On paper, Kirk Cox didn’t look like he had a chance.
A court order meant to undo racial gerrymandering shifted the partisan balance in the powerful Republican House speaker’s district an astounding 32 points to the left, leaving Democrats with a theoretical six-point advantage in Tuesday’s election.
Instead, Cox bucked the blue wave that decimated the conservative majority he once led, winning almost 52 percent of the vote.
It was a hollow victory, for sure. Democrats took majorities in both the House and the Senate for the first time in 26 years, and, at the end of the night, Cox was in no mood to address reporters. He ignored questions from the press as he greeted supporters at the tractor museum where he held his election night party and then slipped out the back door to a waiting car. The next day he informed his colleagues he would not pursue a leadership role now that his party is in the minority.
But Republicans are casting victories by Cox and a handful of other suburban Republicans as a blueprint for winning future elections. And Democrats are taking notice, too.
“It just shows that Republicans can clearly still have a hold in some of these localities,” said Mark Bergman, who directs Gov. Ralph Northam’s political action committee.
“We need to look at why we didn’t get the numbers we needed. Was it turnout? Was it about the campaign? To win in 2020 and hold these congressional seats, we need Virginia Beach, Henrico and Chesterfield to be very strong for us.”
Cox’s district is the bluest that Republicans held, according to estimates by the Virginia Public Access Project. Seven other Republicans in the suburbs of Richmond and Hampton Roads whose districts Northam and U.S. Sen. Tim Kaine won last year also claimed victory – three in the Senate and four in the House.
Democrats had targeted all of them for pickups.
“We knew it was going to be competitive,” said a spokeswoman for Democrats in the House, Kathryn Gilley. Of Cox’s race, in particular, she said internal polling showed Democratic candidate Sheila Bynum-Coleman performing well. “Frankly, we’re a little surprised at the result.”
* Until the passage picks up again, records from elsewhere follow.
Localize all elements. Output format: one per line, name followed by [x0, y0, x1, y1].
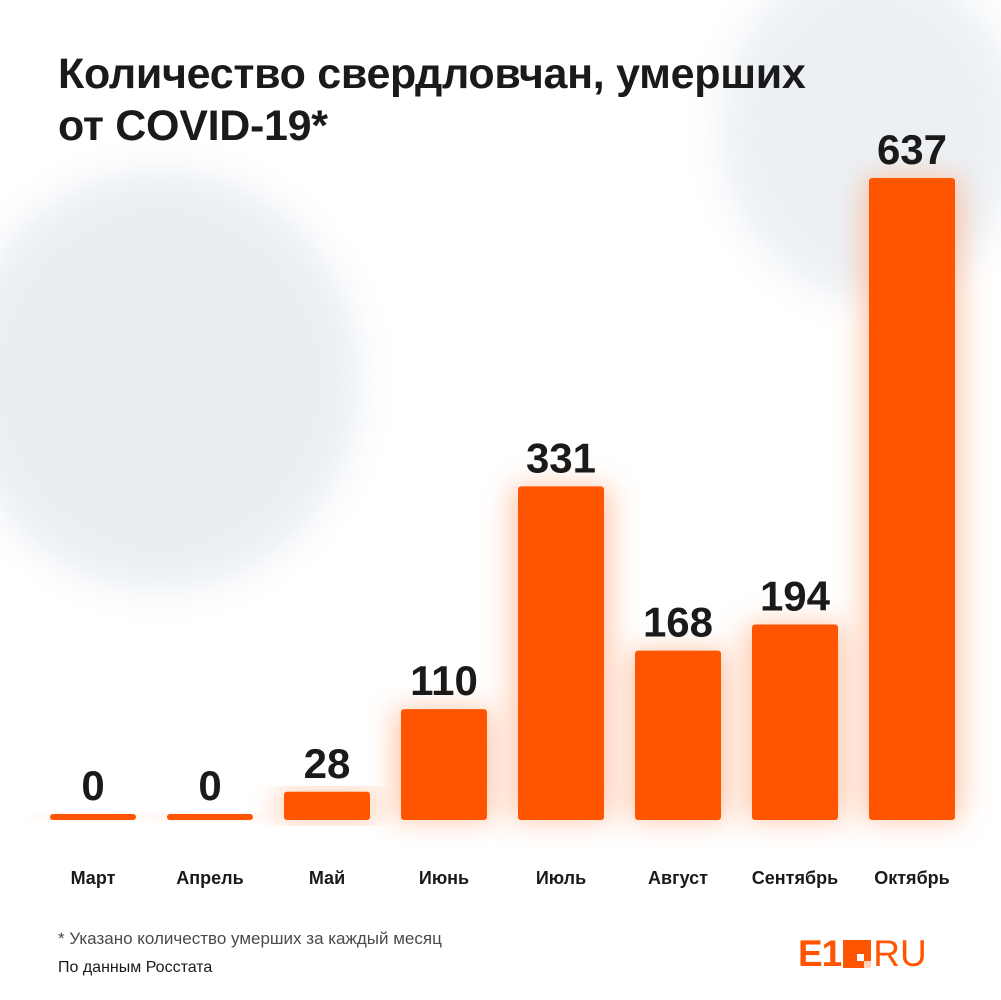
category-label: Август — [648, 868, 708, 888]
logo-square-icon — [843, 940, 872, 968]
background-virus-left — [0, 170, 360, 590]
logo-brand: E1 — [798, 933, 842, 974]
bar-value-label: 637 — [877, 126, 947, 173]
bar — [518, 486, 604, 820]
bar-value-label: 110 — [410, 657, 478, 704]
category-label: Июнь — [419, 868, 469, 888]
category-label: Март — [71, 868, 116, 888]
bar — [167, 814, 253, 820]
category-label: Сентябрь — [752, 868, 838, 888]
bar-value-label: 194 — [760, 572, 831, 619]
category-label: Октябрь — [874, 868, 950, 888]
bar — [752, 624, 838, 820]
footnote: * Указано количество умерших за каждый м… — [58, 929, 442, 948]
bar-layer — [50, 178, 955, 820]
value-label-layer: 0 0 28 110 331 168 194 637 — [81, 126, 947, 809]
category-label: Апрель — [176, 868, 243, 888]
bar-value-label: 168 — [643, 599, 713, 646]
source-note: По данным Росстата — [58, 959, 213, 976]
bar-value-label: 0 — [81, 762, 104, 809]
bar — [401, 709, 487, 820]
bar-value-label: 28 — [304, 740, 351, 787]
bar — [635, 650, 721, 820]
category-label: Июль — [536, 868, 586, 888]
bar-value-label: 0 — [198, 762, 221, 809]
bar — [284, 791, 370, 820]
e1-logo: E1 RU — [798, 933, 927, 974]
category-label-layer: Март Апрель Май Июнь Июль Август Сентябрь Октяб… — [71, 868, 950, 888]
title-line-1: Количество свердловчан, умерших — [58, 50, 806, 98]
chart-title: Количество свердловчан, умерших от COVID… — [58, 48, 898, 152]
logo-domain: RU — [873, 933, 927, 974]
bar — [869, 178, 955, 820]
bar-value-label: 331 — [526, 434, 596, 481]
title-line-2: от COVID-19* — [58, 102, 328, 150]
bar — [50, 814, 136, 820]
category-label: Май — [309, 868, 345, 888]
Still, she said it’s an off-off-year election, which benefited Republicans even as turnout surged from a typical low of about 30 percent to 40 percent. (Presidential years garner participation levels around 70 percent.)
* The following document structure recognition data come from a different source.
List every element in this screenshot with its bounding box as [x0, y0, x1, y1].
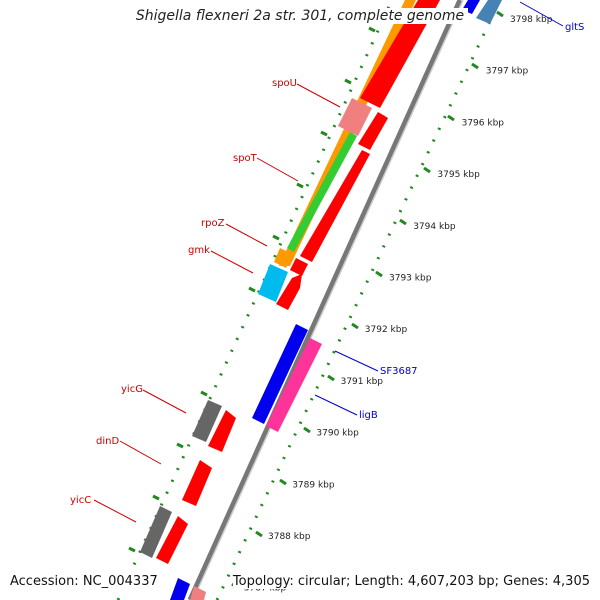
gene-green	[287, 132, 357, 252]
gene-gray-yicG	[192, 400, 222, 442]
gene-gray-yicC	[140, 506, 172, 558]
gene-salmon-bottom	[190, 586, 206, 600]
gene-red-yicC	[156, 516, 188, 564]
gene-red-2	[358, 112, 388, 150]
gene-cyan	[258, 264, 288, 302]
scale-label: 3793 kbp	[389, 274, 432, 284]
genome-summary-text: Topology: circular; Length: 4,607,203 bp…	[232, 574, 590, 589]
gene-steelblue-top	[476, 0, 502, 24]
scale-label: 3797 kbp	[486, 67, 529, 77]
gene-salmon	[338, 98, 372, 136]
gene-red-dinD	[182, 460, 212, 506]
leader-lines	[93, 1, 564, 523]
scale-label: 3798 kbp	[510, 15, 553, 25]
scale-label: 3790 kbp	[316, 429, 359, 439]
gene-label-rpoZ: rpoZ	[201, 218, 225, 229]
gene-label-gmk: gmk	[188, 245, 210, 256]
gene-red-4	[290, 258, 308, 276]
scale-label: 3792 kbp	[365, 325, 408, 335]
scale-labels: 3798 kbp 3797 kbp 3796 kbp 3795 kbp 3794 kbp…	[244, 15, 553, 594]
gene-blue-SF3687	[252, 324, 308, 424]
scale-label: 3795 kbp	[437, 170, 480, 180]
scale-label: 3794 kbp	[413, 222, 456, 232]
gene-red-3	[300, 150, 370, 262]
scale-label: 3791 kbp	[341, 377, 384, 387]
gene-label-yicG: yicG	[121, 384, 143, 395]
gene-pink-ligB	[266, 338, 322, 432]
outer-ticks	[128, 26, 376, 553]
gene-label-spoT: spoT	[233, 153, 258, 164]
scale-label: 3789 kbp	[292, 480, 335, 490]
scale-label: 3796 kbp	[462, 118, 505, 128]
gene-labels: gltS spoU spoT rpoZ gmk SF3687 ligB yicG…	[70, 22, 584, 506]
gene-label-spoU: spoU	[272, 78, 297, 89]
gene-blue-bottom	[170, 578, 190, 600]
map-title: Shigella flexneri 2a str. 301, complete …	[0, 8, 600, 24]
gene-label-ligB: ligB	[359, 410, 378, 421]
scale-label: 3788 kbp	[268, 532, 311, 542]
backbone	[187, 0, 464, 600]
gene-cluster-lower	[140, 324, 322, 600]
gene-label-SF3687: SF3687	[380, 366, 418, 377]
accession-text: Accession: NC_004337	[10, 574, 158, 589]
gene-red-1	[360, 0, 440, 108]
gene-orange-small	[274, 248, 292, 268]
gene-label-gltS: gltS	[565, 22, 584, 33]
gene-red-yicG	[208, 410, 236, 452]
gene-label-dinD: dinD	[96, 436, 119, 447]
gene-cluster-upper	[258, 0, 502, 310]
gene-red-5	[276, 274, 302, 310]
gene-label-yicC: yicC	[70, 495, 91, 506]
“High turnout in an off- off- year election is still staggeringly low,” she said.
Cox’s campaign, meanwhile, attributed the win to hard work, good strategy, and Cox’s status as a 30-year incumbent with strong relationships in the community. (At the polls in Colonial Heights, Cox’s hometown, it felt at times like every other voter knew Cox personally, from former neighbors to the guy who sells him tires.) He canvassed extensively and held three community events he said were aimed at introducing himself to majority black portions of Chesterfield County that were added to his district.
But Matt Moran, Cox’s outgoing chief of staff, acknowledged Cox’s case is unique. Hosting events with bouncy houses and free hot dogs requires a lot of staff and a lot of money – two things Cox had more of than almost any other candidate by virtue of his status as the House’s leader.
“It’s not every day you are going to have a 30-year school teacher with the kind of goodwill he has in the community, but I don’t think that alone is enough,” said Moran. “We campaigned on issues with broad appeal, reached out to communities of color and I do think there’s a model there and lessons to be learned.”
But observers aren’t so sure that GOP candidates, however moderate and nuanced, stand a chance as the suburban demographic shift continues. Bob Holsworth, a veteran political commentator, noted that Republicans had hoped to win back seats they lost during the wave of 2017 immediately after President Donald Trump’s election.
“So I think that’s more of an issue for them than some of the challenges Democrats had in other areas,” he said. “Republicans couldn’t recover anything.”